YOLO: One stage object detection

There are two kinds of object detection: One stage and two stage. If we propose the potential areas that may contain objects, it is two stage. If we detect the regions of object directly from feature maps, it is one stage.

You Only Look Once(YOLO) is one of the one stage object detection method that people use a lot. It is straight forward and fast. It is faster than most object detection networks. After the first version of YOLO, the author published YOLOV2, YOLO9000, and YOLOV3. I will start from the most basic version of it.

Redmon, Joseph, Santosh Divvala, Ross Girshick, and Ali Farhadi. "You only look once: Unified, real-time object detection." In Proceedings of the IEEE conference on computer vision and pattern recognition, pp. 779-788. 2016.

The idea of YOLO is to simplify the object detection job to recognize the grids on the image. Those grids will be concerned as the center of the object's box. If we could label the grids, we could detect the object.

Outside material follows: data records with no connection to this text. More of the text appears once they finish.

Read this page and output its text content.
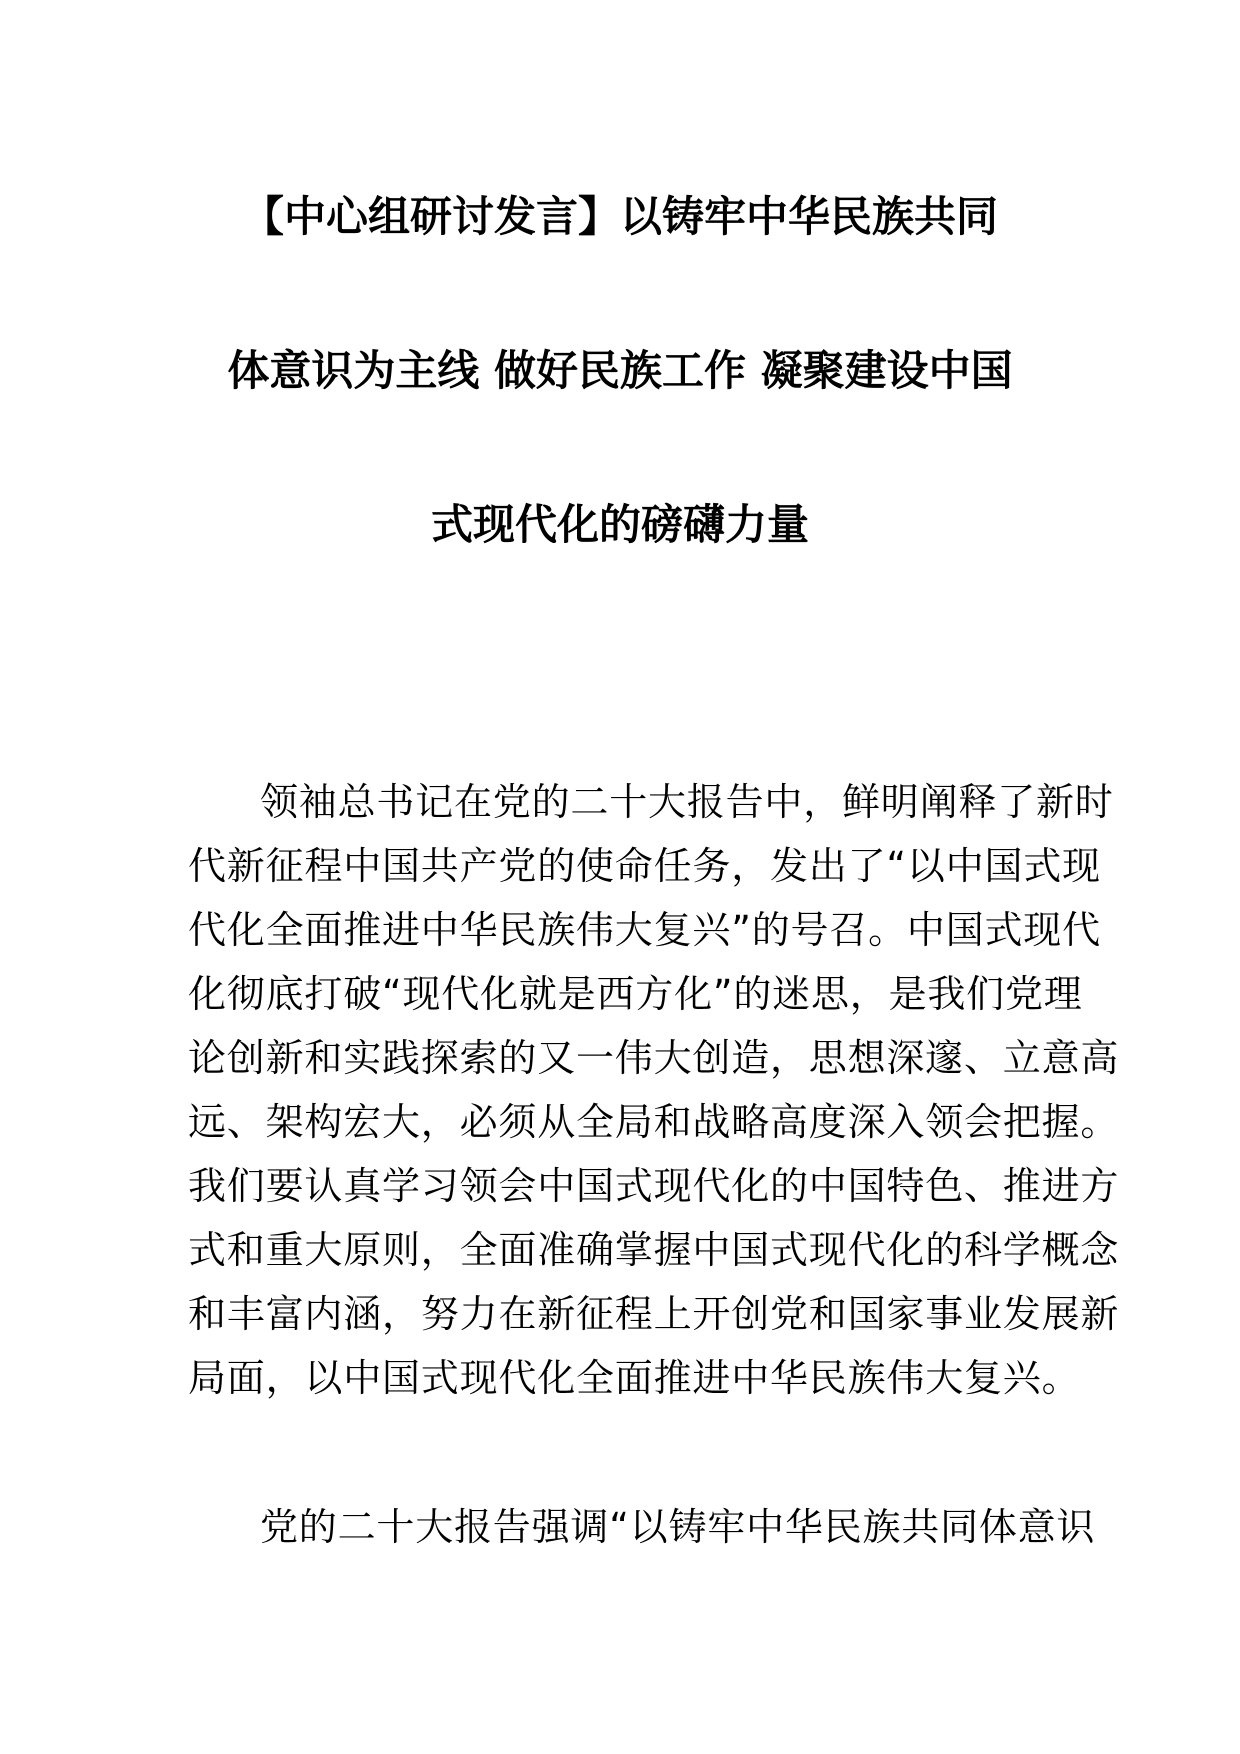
【中心组研讨发言】以铸牢中华民族共同
体意识为主线 做好民族工作 凝聚建设中国
式现代化的磅礴力量
领袖总书记在党的二十大报告中，鲜明阐释了新时
代新征程中国共产党的使命任务，发出了“以中国式现
代化全面推进中华民族伟大复兴”的号召。中国式现代
化彻底打破“现代化就是西方化”的迷思，是我们党理
论创新和实践探索的又一伟大创造，思想深邃、立意高
远、架构宏大，必须从全局和战略高度深入领会把握。
我们要认真学习领会中国式现代化的中国特色、推进方
式和重大原则，全面准确掌握中国式现代化的科学概念
和丰富内涵，努力在新征程上开创党和国家事业发展新
局面，以中国式现代化全面推进中华民族伟大复兴。
党的二十大报告强调“以铸牢中华民族共同体意识
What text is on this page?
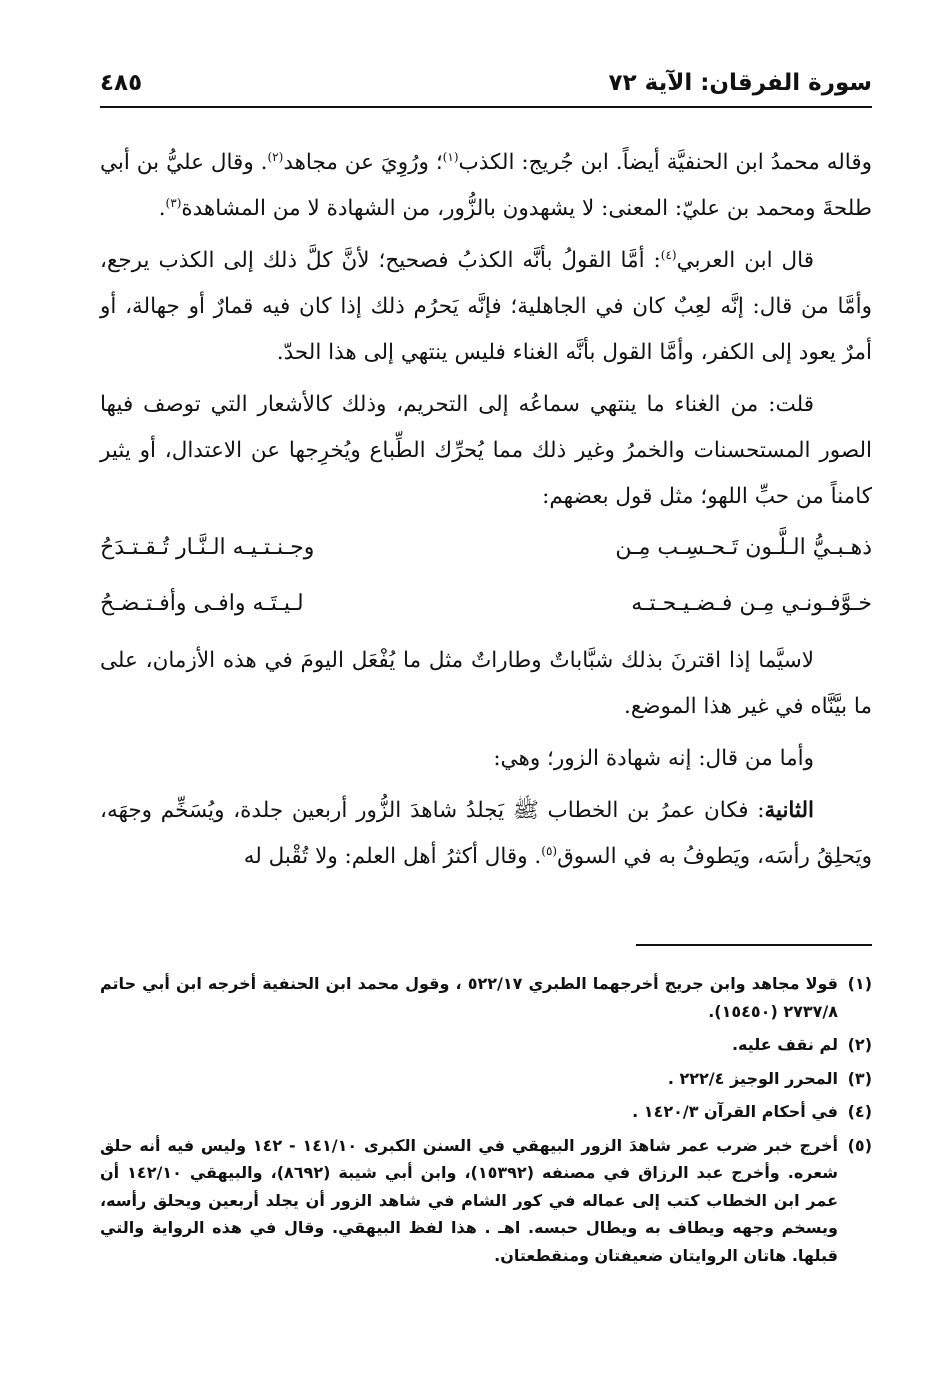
سورة الفرقان: الآية ٧٢
٤٨٥

وقاله محمدُ ابن الحنفيَّة أيضاً. ابن جُريج: الكذب$^{(١)}$؛ ورُوِيَ عن مجاهد$^{(٢)}$. وقال عليُّ بن أبي طلحةَ ومحمد بن عليّ: المعنى: لا يشهدون بالزُّور، من الشهادة لا من المشاهدة$^{(٣)}$.

قال ابن العربي$^{(٤)}$: أمَّا القولُ بأنَّه الكذبُ فصحيح؛ لأنَّ كلَّ ذلك إلى الكذب يرجع، وأمَّا من قال: إنَّه لعِبٌ كان في الجاهلية؛ فإنَّه يَحرُم ذلك إذا كان فيه قمارٌ أو جهالة، أو أمرٌ يعود إلى الكفر، وأمَّا القول بأنَّه الغناء فليس ينتهي إلى هذا الحدّ.

قلت: من الغناء ما ينتهي سماعُه إلى التحريم، وذلك كالأشعار التي توصف فيها الصور المستحسنات والخمرُ وغير ذلك مما يُحرِّك الطِّباع ويُخرِجها عن الاعتدال، أو يثير كامناً من حبِّ اللهو؛ مثل قول بعضهم:

ذهـبـيُّ الـلَّـون تَـحـسِـب مِـن
وجـنـتـيـه الـنَّـار تُـقـتـدَحُ
خـوَّفـونـي مِـن فـضـيـحـتـه
لـيـتَـه وافـى وأفـتـضـحُ

لاسيَّما إذا اقترنَ بذلك شبَّاباتٌ وطاراتٌ مثل ما يُفْعَل اليومَ في هذه الأزمان، على ما بيَّنَّاه في غير هذا الموضع.

وأما من قال: إنه شهادة الزور؛ وهي:

الثانية: فكان عمرُ بن الخطاب ﷺ يَجلدُ شاهدَ الزُّور أربعين جلدة، ويُسَخِّم وجهَه، ويَحلِقُ رأسَه، ويَطوفُ به في السوق$^{(٥)}$. وقال أكثرُ أهل العلم: ولا تُقْبل له

(١)
قولا مجاهد وابن جريج أخرجهما الطبري ٥٢٢/١٧ ، وقول محمد ابن الحنفية أخرجه ابن أبي حاتم ٢٧٣٧/٨ (١٥٤٥٠).

(٢)
لم نقف عليه.

(٣)
المحرر الوجيز ٢٢٢/٤ .

(٤)
في أحكام القرآن ١٤٢٠/٣ .

(٥)
أخرج خبر ضرب عمر شاهدَ الزور البيهقي في السنن الكبرى ١٤١/١٠ - ١٤٢ وليس فيه أنه حلق شعره. وأخرج عبد الرزاق في مصنفه (١٥٣٩٢)، وابن أبي شيبة (٨٦٩٢)، والبيهقي ١٤٢/١٠ أن عمر ابن الخطاب كتب إلى عماله في كور الشام في شاهد الزور أن يجلد أربعين ويحلق رأسه، ويسخم وجهه ويطاف به ويطال حبسه. اهـ . هذا لفظ البيهقي. وقال في هذه الرواية والتي قبلها. هاتان الروايتان ضعيفتان ومنقطعتان.
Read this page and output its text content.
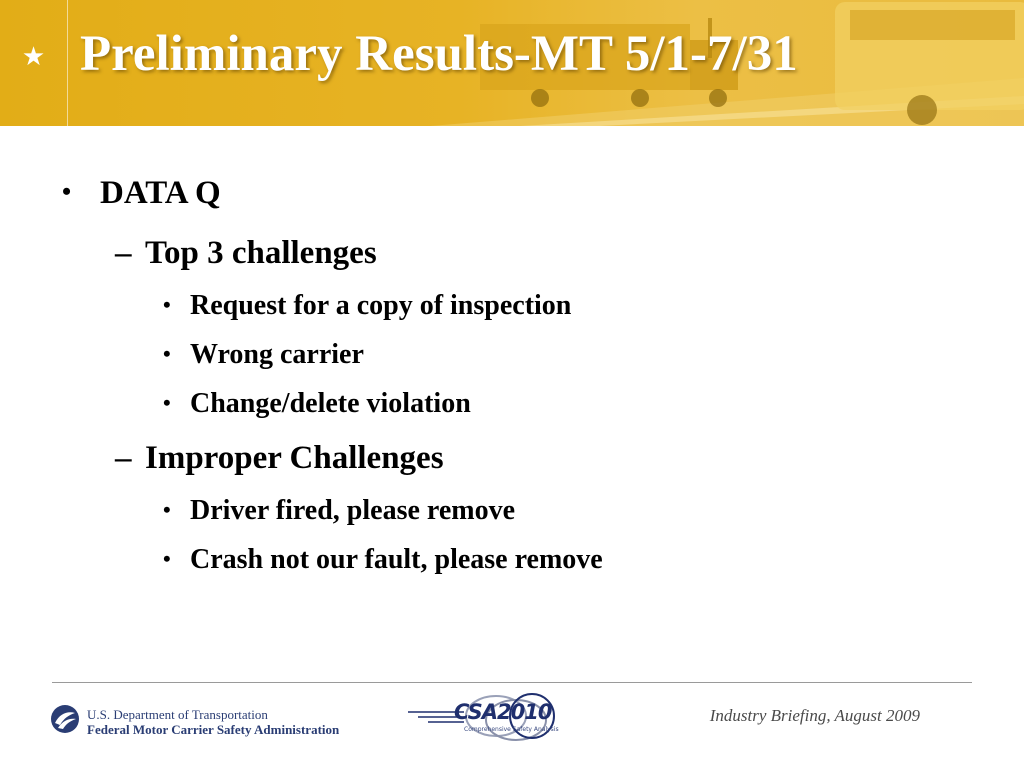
★ Preliminary Results-MT 5/1-7/31
• DATA Q
– Top 3 challenges
• Request for a copy of inspection
• Wrong carrier
• Change/delete violation
– Improper Challenges
• Driver fired, please remove
• Crash not our fault, please remove
U.S. Department of Transportation
Federal Motor Carrier Safety Administration
CSA2010
Comprehensive Safety Analysis
Industry Briefing, August 2009
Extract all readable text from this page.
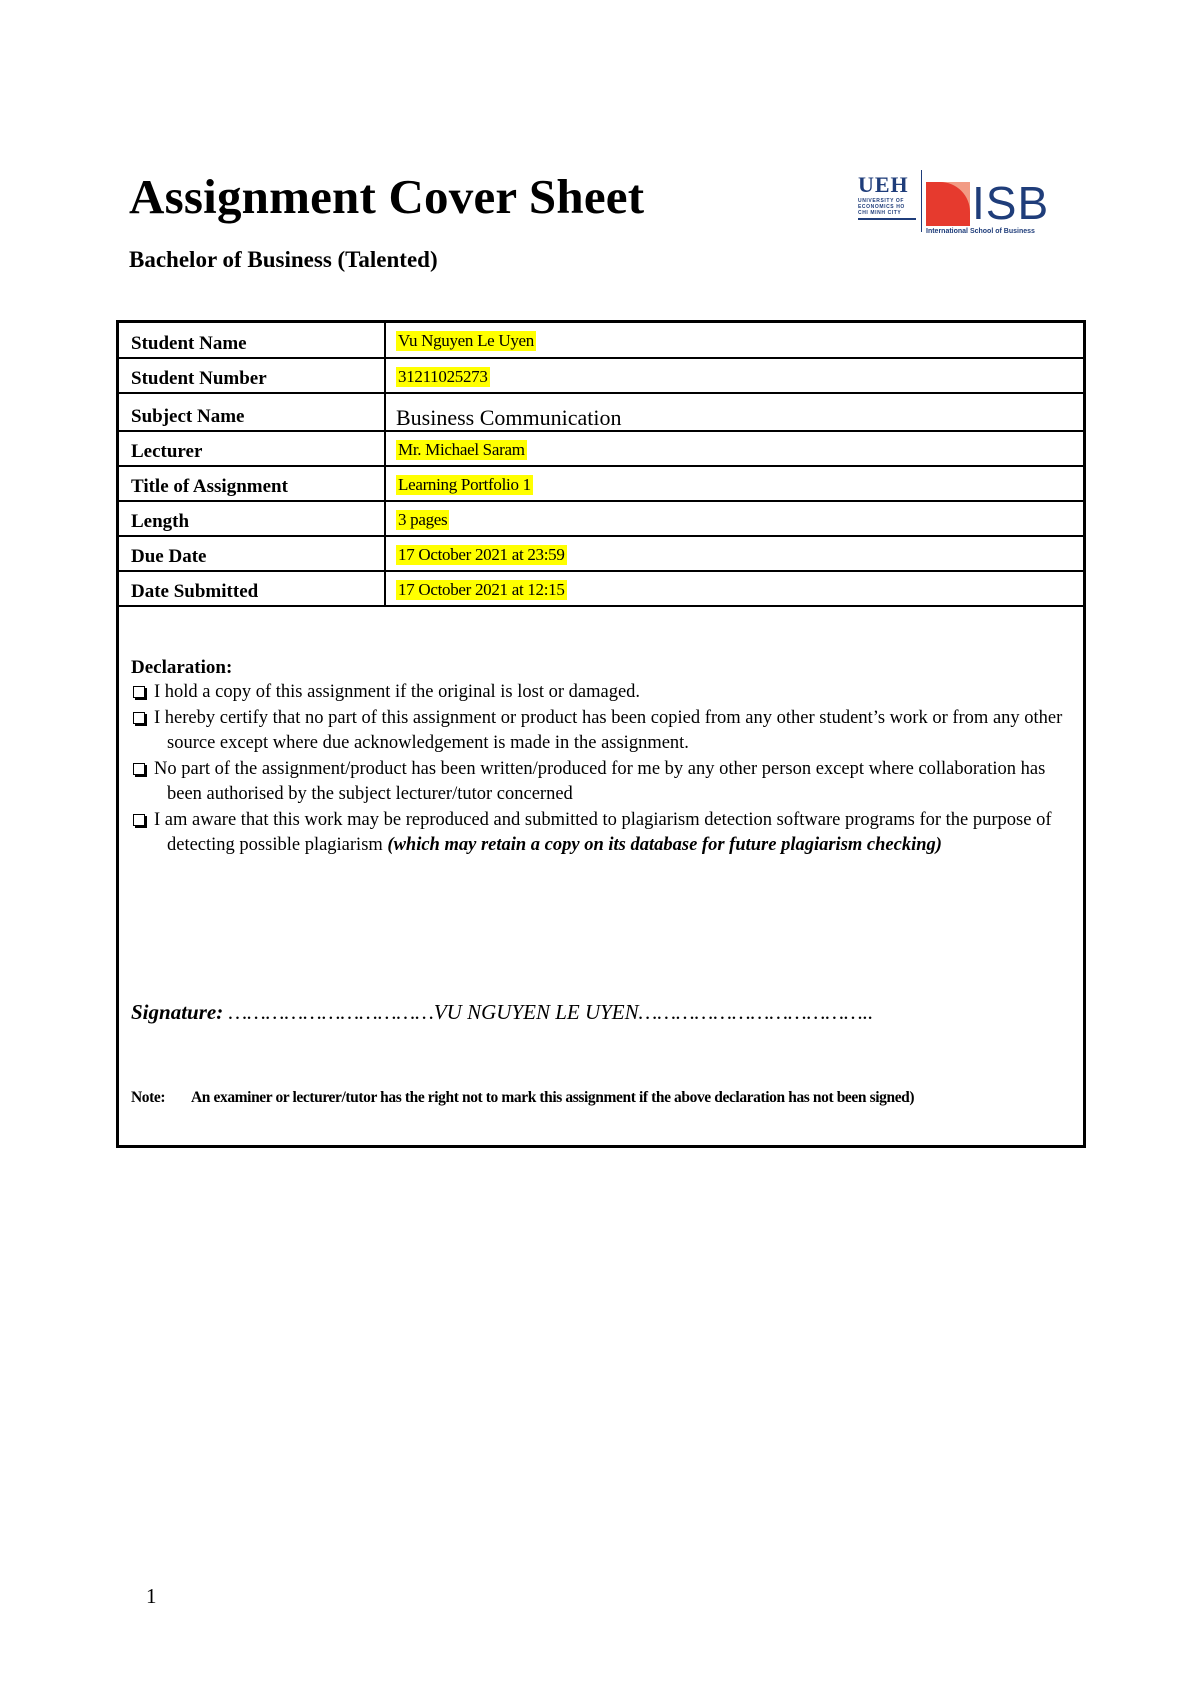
Assignment Cover Sheet
Bachelor of Business (Talented)
UEH
UNIVERSITY OF ECONOMICS HO CHI MINH CITY ISB
International School of Business
Student Name	Vu Nguyen Le Uyen

Student Number	31211025273

Subject Name	Business Communication

Lecturer	Mr. Michael Saram

Title of Assignment	Learning Portfolio 1

Length	3 pages

Due Date	17 October 2021 at 23:59

Date Submitted	17 October 2021 at 12:15

Declaration:

I hold a copy of this assignment if the original is lost or damaged.

I hereby certify that no part of this assignment or product has been copied from any other student’s work or from any other source except where due acknowledgement is made in the assignment.

No part of the assignment/product has been written/produced for me by any other person except where collaboration has been authorised by the subject lecturer/tutor concerned

I am aware that this work may be reproduced and submitted to plagiarism detection software programs for the purpose of detecting possible plagiarism (which may retain a copy on its database for future plagiarism checking)

Signature: ……………………………VU NGUYEN LE UYEN………………………………..
Note: An examiner or lecturer/tutor has the right not to mark this assignment if the above declaration has not been signed)
1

The image above shows the logic. If the grid is covered by a ground truth box, it will be labeled by that corresponding box. After that, the detail information of the box will be regressed in respect to the location of the grid. For each image the network will predict S*S(7*7) grids. For each grids, the network predicts 2 boxes. For each box, network predicts 4 coordinates, 1 confidence score, and c class scores. The confidence score tells whether this grid contains an object. The class scores tell us the probability for each class. 4 coordinates is (x, y, w, h). x and y are the center point related to the the bounds of the grid. w and h are the width and height of the box.

So right not we have the output size: S × S × (B ∗ 5 + C). In this case, we have 7 × 7 × (2 × 5 + 20). Because in the paper the author evaluate the PASCAL VOC dataset, which has 20 classes. In this case we proposed 7 × 7 × 2 = 98 boxes for an image. And for each box we will calculate whether it contains an object and the the probability for each class. It will be able to describe the boxes on the image. The next question is how could we end up with this output.

Here is the network structure of YOLO v1:

Comparing to the multi-scale anchor structure of SSD and RPN+ROI pooling structure of Faster-rCNN, the structure of YOLO v1 is the simplest one. It is quite deep but there is no concatenations or shortcuts or any other complex structures. It looks like another version of VGG-19. The only difference is the bound box and the probability.

The only thing I want to mention is the two fully connect layers at the end of the network. Other actions are just normal convolution and Maxpooling layers. The two fully connect layers is not like VGG, which is just flatten the feature map and fully connected with another fixed length layer. It is call fully convolutional layer. Right now we have a tensor which has the size of (batch × 7 × 7 × 1024). We do the convolution operation on it using a filter which has the size of (batch × 7 × 7 × 4096), with no padding. We will get a tensor with size of (batch × 1 × 1 × 4096). This is considered as one fully connected operation. And then we do another de-convolution operation on it using the filter with size of (batch × 7 × 7 × 30). Right now we have the output size that we want. This is the other fully connected operation. It is used in SSD as well.

This is the loss function of YOLO v1. It is quite intuitive. There are three parts in it: the coordinate loss, the object loss and the class loss. The coordinate loss is the sum of squared difference of x, y, square root w, and square root h. The object loss is the sum of object loss and the no-object loss. It will give a lower punishment if there is no object in the box. The class loss is the sum of square error of the probability of each class.